Gaps and Doubts in Search to Recognize Glioblastoma Cellular Origin and Tumor Initiating Cells

Abstract

Cellular origin of glioblastoma (GB) is constantly discussed and remains a controversial subject. Unfortunately, neurobiologists are not consistent in defining neural stem cells (NSC) complicating this issue even further. Nevertheless, some suggestions referring to GB origin can be proposed based on comparing GB to central nervous system (CNS) cells. Firstly, GB cells show in vitro differentiation pattern similar to GFAP positive neural cells, rather than classical (GFAP negative) NSC. GB cells in primary cultures become senescent in vitro, similar to GFAP positive neural progenitors, whereas classical NSC proliferate in vitro infinitely. Classical NSC apoptosis triggered by introduction of IDH1R132H undermines hypothesis stating that IDH-mutant (secondary) GB origins from these NSC. Analysis of biological role of typical IDH-wildtype (primary) GB oncogene such as EGFRvIII also favors GFAP positive cells rather than classical NSC as source of GB. Single-cell NGS and single-cell transcriptomics also suggest that GFAP positive cells are GB origin. Considering the above-mentioned and other discussed in articles data, we suggest that GFAP positive cells (astrocytes, radial glia, or GFAP positive neural progenitors) are more likely to be source of GB than classical GFAP negative NSC, and further in vitro assays should be focused on these cells. It is highly possible that several populations of tumor initiating cells (TIC) exist within GB, adjusting their phenotype and even genotype to various environmental conditions including applied therapy and periodically going through different TIC states as well as non-TIC state. This adjustment is driven by changes in number and types of amplicons. The existence of various populations of TIC would enable creating neoplastic foci in different environments and increase tumor aggressiveness.

Figure 1

Similarities and differences between glioblastoma cells versus astrocytes, glial progenitors, GFAP + NP (radial glia), and classical NSC. GB cells resemble GFAP + NP the most in terms of phenotype and susceptibility to senescence. Classical NSC and astrocytes do not show the expression of GFAP and SOX2, respectively. Although GFAP + NP radial glia and GB show similar differentiation features, GB differentiation is blocked. Astrocytes and glial progenitors differentiate in the same way as GB cells. Classical NSC, unlike GB cells, proliferate in vitro far beyond the limit. GFAP + NP and GB cells quickly become senescent in vitro.

Figure 2

Explaining the origin of secondary glioblastoma requires IDH1R132H analysis; however, this oncogene influence on cells other than NSC was not examined profoundly.

Figure 3

GFAP + NP cells differentiate similarly to glioblastoma cells. However, GB cell differentiation appears to be blocked at the early stages.

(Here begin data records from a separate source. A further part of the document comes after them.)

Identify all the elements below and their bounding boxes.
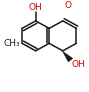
Text: O: O [65, 1, 72, 10]
Text: OH: OH [72, 60, 85, 69]
Text: OH: OH [29, 3, 43, 12]
Polygon shape [62, 51, 73, 62]
Text: CH₃: CH₃ [3, 39, 20, 48]
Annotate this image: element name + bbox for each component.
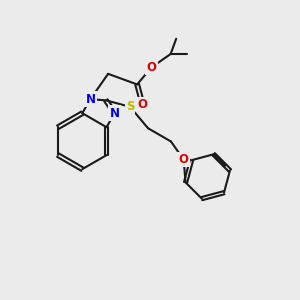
Text: S: S	[126, 100, 134, 113]
Text: O: O	[178, 153, 189, 166]
Text: O: O	[137, 98, 148, 111]
Text: N: N	[110, 107, 120, 120]
Text: N: N	[85, 93, 95, 106]
Text: O: O	[146, 61, 156, 74]
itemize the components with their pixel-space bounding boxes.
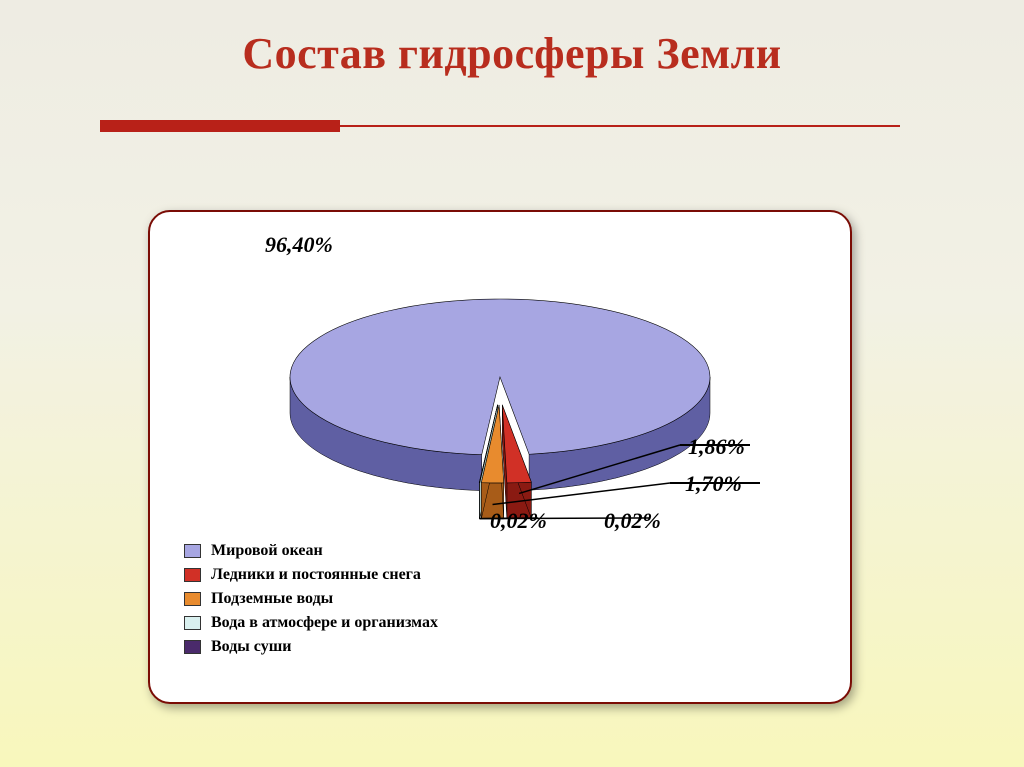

GFAP + NP radial glial cells also differentiate in a very distinctive way due to the presence of GFAP. The loss of GFAP is essential for NP to differentiate into neurons. GB cells exhibit similar differentiation characteristics but appear to be blocked at the early stages. GB cells, in contrast to NSC or GFAP + NP, can differentiate and dedifferentiate.

Figure 4

Actions of two selected and mutually exclusive oncogenes EGFRvIII and IDH1R132H suggest origin of primary and secondary glioblastoma, respectively.

Figure 5

Phenotypic heterogeneity of glioblastoma may result from genotypic heterogeneity associated with a different number of extrachromosomal amplicons and their different composition. Various types of tumor initiating cells can convert/transit from one type to another or to non-TIC cells, whereas non-TIC cells can convert/transit to TIC due to the changes in types of amplicons as well as their numbers and epigenetic changes. The presence of different TIC increases tumor aggressiveness, since neoplastic cells are able to invade different environments and survive many environmental changes including applied therapy. Amplicons can be transported in extracellular vesicles. Separated amplicons contain genes such as EGFR and EGFRvIII, MDM2, PDGFR, or c-MYC.